BEV Fires Encourage China to Get Serious About Battery Safety, Vehicle Monitoring
Those inspections will not be limited to factory vehicles. China said EVs already been sold to the public should also be checked, with extra attention being given to high-milage vehicles like busses and cabs. For personal transport, the ministry said manufacturers needed to “clearly inform the user when the vehicle triggers the conditions” so they can return the cars for inspection. Triggers include routine maintenance schedules, any accidents, the car being exposed to standing water, and all noteworthy system malfunctions (heat management, overcharge, etc).
However, this should be relatively easy to do since China has put in place an impressive system that effectively spies on all drivers with connected EVs. Automakers are required by the state to share the data collected from these vehicles with local government centers and a national lab that tracks the cars in real time.
China claims this is being done to promote safety, improve city planning, and reduce harmful emissions. But it’s also the only country in the whole world that does it. While other nations do collect driving data from automakers that monitor the status of connected vehicles, it’s not mandated by the government or sent to government-backed monitoring centers.
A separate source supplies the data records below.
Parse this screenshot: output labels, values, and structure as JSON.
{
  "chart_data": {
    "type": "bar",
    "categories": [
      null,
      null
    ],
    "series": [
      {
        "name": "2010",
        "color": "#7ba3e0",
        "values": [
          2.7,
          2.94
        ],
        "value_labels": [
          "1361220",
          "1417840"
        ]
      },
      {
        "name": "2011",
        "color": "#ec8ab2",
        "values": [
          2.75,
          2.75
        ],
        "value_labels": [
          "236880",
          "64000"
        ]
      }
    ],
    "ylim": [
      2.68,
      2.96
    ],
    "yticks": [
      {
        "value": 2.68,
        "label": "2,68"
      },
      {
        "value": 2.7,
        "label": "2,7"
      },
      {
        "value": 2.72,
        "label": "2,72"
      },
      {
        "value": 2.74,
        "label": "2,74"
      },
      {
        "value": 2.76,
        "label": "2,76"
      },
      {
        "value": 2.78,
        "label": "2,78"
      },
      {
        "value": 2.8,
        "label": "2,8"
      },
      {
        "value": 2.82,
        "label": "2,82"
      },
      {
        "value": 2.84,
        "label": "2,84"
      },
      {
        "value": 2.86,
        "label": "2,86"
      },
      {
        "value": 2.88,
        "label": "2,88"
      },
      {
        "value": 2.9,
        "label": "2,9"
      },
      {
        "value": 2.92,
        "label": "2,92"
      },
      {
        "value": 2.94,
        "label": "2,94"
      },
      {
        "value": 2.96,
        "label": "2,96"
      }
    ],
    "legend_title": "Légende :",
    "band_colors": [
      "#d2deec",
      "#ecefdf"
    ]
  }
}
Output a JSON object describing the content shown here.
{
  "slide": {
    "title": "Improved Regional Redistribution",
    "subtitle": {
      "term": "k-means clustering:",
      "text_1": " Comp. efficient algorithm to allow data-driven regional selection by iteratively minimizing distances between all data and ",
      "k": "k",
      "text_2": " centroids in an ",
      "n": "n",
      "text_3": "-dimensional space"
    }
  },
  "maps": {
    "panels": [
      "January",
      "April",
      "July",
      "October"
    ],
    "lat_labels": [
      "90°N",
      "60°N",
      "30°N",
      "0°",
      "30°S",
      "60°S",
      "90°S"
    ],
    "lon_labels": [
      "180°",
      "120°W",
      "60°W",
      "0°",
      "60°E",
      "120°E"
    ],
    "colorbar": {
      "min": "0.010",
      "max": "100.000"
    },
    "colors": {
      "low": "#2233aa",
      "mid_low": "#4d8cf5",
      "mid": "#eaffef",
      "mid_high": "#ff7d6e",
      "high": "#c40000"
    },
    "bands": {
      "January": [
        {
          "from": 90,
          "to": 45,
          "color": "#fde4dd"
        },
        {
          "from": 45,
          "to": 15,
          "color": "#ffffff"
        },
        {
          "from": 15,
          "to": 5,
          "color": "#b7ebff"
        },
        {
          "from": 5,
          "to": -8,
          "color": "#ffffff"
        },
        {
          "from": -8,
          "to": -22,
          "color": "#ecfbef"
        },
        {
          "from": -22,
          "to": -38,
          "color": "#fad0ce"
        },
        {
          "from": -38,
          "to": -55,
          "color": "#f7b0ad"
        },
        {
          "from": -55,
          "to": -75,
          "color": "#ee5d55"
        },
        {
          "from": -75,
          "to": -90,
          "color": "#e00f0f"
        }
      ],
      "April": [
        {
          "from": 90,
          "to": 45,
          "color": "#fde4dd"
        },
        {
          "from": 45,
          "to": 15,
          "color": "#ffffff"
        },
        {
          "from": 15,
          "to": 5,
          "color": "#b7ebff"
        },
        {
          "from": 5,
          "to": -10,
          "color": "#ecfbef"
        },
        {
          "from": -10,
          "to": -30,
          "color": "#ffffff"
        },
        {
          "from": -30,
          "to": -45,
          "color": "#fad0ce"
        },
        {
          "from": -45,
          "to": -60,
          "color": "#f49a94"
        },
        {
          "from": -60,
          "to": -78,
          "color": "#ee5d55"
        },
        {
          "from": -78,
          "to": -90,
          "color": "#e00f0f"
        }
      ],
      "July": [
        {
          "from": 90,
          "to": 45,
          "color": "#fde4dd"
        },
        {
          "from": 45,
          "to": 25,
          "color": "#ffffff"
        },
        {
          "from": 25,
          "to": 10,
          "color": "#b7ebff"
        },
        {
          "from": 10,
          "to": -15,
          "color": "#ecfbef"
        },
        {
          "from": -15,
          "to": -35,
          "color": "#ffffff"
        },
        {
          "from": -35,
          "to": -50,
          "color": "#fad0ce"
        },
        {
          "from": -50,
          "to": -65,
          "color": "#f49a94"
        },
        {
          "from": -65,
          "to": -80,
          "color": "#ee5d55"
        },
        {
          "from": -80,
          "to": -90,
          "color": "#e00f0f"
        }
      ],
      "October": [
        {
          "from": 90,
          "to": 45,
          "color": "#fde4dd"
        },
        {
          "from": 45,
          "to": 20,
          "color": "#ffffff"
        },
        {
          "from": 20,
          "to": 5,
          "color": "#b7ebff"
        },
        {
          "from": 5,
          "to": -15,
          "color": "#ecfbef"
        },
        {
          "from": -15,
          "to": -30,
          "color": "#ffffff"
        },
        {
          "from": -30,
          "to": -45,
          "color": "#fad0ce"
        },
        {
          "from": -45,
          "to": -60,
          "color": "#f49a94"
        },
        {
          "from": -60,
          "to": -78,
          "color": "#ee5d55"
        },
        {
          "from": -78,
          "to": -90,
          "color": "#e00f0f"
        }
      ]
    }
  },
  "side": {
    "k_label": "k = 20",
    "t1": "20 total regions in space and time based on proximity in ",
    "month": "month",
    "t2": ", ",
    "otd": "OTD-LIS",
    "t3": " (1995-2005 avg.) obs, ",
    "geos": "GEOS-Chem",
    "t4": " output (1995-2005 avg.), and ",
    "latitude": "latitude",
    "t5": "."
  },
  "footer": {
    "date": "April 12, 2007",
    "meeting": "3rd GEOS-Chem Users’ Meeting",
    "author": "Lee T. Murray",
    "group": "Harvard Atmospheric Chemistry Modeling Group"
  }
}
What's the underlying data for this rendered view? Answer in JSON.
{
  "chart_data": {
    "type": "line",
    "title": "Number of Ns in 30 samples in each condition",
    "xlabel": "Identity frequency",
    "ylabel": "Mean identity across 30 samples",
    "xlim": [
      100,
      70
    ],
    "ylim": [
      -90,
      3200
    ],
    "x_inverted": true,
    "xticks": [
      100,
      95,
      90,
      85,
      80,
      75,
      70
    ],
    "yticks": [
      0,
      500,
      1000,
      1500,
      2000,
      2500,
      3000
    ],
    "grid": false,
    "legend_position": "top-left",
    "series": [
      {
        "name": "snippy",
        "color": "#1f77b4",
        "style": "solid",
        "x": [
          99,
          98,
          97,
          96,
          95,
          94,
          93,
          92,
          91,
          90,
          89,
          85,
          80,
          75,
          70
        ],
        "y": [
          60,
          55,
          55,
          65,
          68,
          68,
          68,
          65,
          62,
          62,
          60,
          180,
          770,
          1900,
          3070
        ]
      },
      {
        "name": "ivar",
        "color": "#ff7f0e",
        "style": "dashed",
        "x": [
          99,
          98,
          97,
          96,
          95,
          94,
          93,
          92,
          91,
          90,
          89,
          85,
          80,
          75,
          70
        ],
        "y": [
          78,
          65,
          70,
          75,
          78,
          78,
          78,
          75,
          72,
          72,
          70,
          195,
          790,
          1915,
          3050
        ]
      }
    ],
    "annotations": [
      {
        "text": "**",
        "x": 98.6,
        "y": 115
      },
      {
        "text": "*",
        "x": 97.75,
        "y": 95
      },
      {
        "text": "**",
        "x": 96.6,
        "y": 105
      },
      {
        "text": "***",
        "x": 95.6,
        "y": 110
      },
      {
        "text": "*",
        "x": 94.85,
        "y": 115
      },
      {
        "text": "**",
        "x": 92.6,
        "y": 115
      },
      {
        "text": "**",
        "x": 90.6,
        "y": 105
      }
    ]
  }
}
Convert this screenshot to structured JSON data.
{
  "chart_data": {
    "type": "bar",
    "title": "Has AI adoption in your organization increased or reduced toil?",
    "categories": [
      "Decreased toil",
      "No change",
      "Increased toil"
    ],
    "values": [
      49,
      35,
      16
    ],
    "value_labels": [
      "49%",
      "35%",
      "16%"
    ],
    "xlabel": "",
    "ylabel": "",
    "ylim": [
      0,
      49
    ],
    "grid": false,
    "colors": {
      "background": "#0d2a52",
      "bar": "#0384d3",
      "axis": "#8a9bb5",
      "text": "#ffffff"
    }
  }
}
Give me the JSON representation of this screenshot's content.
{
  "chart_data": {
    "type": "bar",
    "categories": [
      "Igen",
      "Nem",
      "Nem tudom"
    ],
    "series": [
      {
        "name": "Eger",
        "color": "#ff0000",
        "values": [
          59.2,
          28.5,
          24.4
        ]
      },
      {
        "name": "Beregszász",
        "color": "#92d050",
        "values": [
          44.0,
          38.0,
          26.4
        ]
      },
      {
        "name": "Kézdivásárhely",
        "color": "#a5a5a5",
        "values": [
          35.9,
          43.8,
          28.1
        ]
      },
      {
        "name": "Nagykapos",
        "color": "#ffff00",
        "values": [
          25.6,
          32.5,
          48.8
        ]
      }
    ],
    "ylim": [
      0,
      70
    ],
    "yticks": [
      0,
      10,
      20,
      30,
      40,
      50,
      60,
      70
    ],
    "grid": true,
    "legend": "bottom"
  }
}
In its release, the Chinese ministry said manufacturers should likewise monitor for safety issues “24-7” by implementing an all-day-every-day program to ensure the drivers of at-risk vehicles be notified immediately. This information is then supposed to be delivered to “local and national regulatory platforms within one day.”
Bloomberg, which glossed over much of the data sharing, said that China is upset over the highly publicized battery fires from Tesla and NIO. The country recorded at least 40 fire-related incidents stemming from new-energy vehicles in 2018. The State Administration for Market Regulation also recalled 130,000 new-energy vehicles last year, which it claimed was unacceptable.